After a frantic back and forth overnight and into Thursday morning, the prime minister agreed to write a time-limit into the Irish border backstop proposal.
That was a definite shift in position.
Number 10 had insisted that a sunset clause could not be added; a red line Mrs May has now crossed in order to keep Mr Davis around her cabinet table and avoid a huge crisis ahead of the EU Withdrawal Bill’s return to the House of Commons.
True, the actual language of the backstop proposals is vague – and probably legally meaningless – but it is no doubt Mr Davis’s victory.
The EU will likely reject any proposals with an end date in it; but that’s a battle for another day.
The high drama of the past 24 hours was more than just political posturing from Mr Davis, say those who know him well.
This morning one ally told me it was “50-50” whether he’d stay or go.
“It’s Number 10’s move,” they added.
Another in the Davis camp told me that he was prepared to walk because of what he felt was at stake.
He and fellow Brexiteers fear the backstop plan on the Irish border could be used to keep Britain in a sort of customs union with the EU for evermore.

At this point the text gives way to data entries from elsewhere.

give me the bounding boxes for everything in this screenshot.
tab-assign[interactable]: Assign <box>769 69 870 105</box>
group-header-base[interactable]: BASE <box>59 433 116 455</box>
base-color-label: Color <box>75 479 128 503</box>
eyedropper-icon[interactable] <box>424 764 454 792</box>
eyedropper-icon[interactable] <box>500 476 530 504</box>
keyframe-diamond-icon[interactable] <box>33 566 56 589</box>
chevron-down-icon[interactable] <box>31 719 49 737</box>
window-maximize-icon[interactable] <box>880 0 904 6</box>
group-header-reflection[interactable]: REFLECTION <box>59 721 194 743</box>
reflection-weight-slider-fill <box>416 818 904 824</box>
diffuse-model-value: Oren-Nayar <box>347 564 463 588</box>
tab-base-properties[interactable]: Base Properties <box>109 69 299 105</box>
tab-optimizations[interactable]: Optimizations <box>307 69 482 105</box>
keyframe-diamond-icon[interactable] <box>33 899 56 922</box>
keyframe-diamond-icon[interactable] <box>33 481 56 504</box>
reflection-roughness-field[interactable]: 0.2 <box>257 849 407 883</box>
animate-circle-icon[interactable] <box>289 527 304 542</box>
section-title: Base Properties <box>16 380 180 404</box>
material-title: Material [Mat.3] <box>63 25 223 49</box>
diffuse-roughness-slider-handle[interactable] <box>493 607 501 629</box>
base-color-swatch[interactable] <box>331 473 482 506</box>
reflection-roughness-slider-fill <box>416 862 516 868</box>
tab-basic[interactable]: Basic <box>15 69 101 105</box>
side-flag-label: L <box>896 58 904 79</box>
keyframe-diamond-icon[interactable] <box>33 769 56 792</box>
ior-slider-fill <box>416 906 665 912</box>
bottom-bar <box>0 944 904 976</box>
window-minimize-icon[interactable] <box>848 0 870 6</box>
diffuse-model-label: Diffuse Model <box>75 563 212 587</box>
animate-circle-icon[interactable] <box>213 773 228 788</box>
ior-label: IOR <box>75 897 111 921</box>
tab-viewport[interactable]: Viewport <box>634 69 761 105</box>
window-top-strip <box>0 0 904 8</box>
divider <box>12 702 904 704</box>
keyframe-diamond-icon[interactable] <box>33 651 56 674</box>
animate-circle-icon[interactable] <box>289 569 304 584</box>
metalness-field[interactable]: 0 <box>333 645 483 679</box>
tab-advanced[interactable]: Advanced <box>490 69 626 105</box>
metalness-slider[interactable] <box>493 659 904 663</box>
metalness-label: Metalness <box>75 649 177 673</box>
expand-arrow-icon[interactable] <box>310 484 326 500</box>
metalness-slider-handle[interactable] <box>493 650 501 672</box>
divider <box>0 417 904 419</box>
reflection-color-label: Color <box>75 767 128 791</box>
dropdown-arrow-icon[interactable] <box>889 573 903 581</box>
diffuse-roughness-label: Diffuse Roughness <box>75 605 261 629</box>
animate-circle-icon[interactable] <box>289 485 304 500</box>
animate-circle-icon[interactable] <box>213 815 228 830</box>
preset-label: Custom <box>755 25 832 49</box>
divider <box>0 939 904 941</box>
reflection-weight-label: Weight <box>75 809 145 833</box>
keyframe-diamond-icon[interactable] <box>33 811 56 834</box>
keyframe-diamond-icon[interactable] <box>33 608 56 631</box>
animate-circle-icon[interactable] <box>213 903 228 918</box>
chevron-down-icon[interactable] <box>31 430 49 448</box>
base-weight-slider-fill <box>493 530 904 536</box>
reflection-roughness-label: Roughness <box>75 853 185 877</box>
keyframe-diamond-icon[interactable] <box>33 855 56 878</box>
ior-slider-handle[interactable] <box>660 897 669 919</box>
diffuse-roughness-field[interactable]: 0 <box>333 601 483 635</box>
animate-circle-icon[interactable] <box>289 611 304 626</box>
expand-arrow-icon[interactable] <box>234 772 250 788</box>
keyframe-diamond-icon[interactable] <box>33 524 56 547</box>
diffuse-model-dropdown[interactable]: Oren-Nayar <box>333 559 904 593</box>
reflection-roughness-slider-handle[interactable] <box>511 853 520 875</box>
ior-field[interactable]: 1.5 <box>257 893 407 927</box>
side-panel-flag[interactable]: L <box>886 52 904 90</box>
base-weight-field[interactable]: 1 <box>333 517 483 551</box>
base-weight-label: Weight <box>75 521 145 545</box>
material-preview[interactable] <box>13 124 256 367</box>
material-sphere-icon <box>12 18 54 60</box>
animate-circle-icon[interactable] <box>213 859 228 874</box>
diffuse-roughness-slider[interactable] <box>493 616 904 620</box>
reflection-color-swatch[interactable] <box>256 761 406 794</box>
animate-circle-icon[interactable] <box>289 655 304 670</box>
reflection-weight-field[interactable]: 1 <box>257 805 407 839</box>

A sort of interminable soft Brexit. It is something they simply couldn’t countenance.
Mrs May has avoided a blow-up by giving some ground. But the bigger picture is still bleak.
Friends of Mr Davis say he is frustrated by the prime minister.
“It’s like getting on a bus, not going anywhere, with no destination,” says a Davis ally of Mrs May’s leadership.
He is angry that the white paper on the UK’s future relationship with the EU has been shelved until after the European Council summit at the end of this month; angry that the customs arrangements decision has been delayed; angry that he’s been sidelined by Mrs May’s most senior Brexit civil servant Olly Robbins.
Mr Davis hasn’t walked today, but the odds of him becoming the next cabinet minister to quit were slashed on Thursday from 8/1 to 2/1.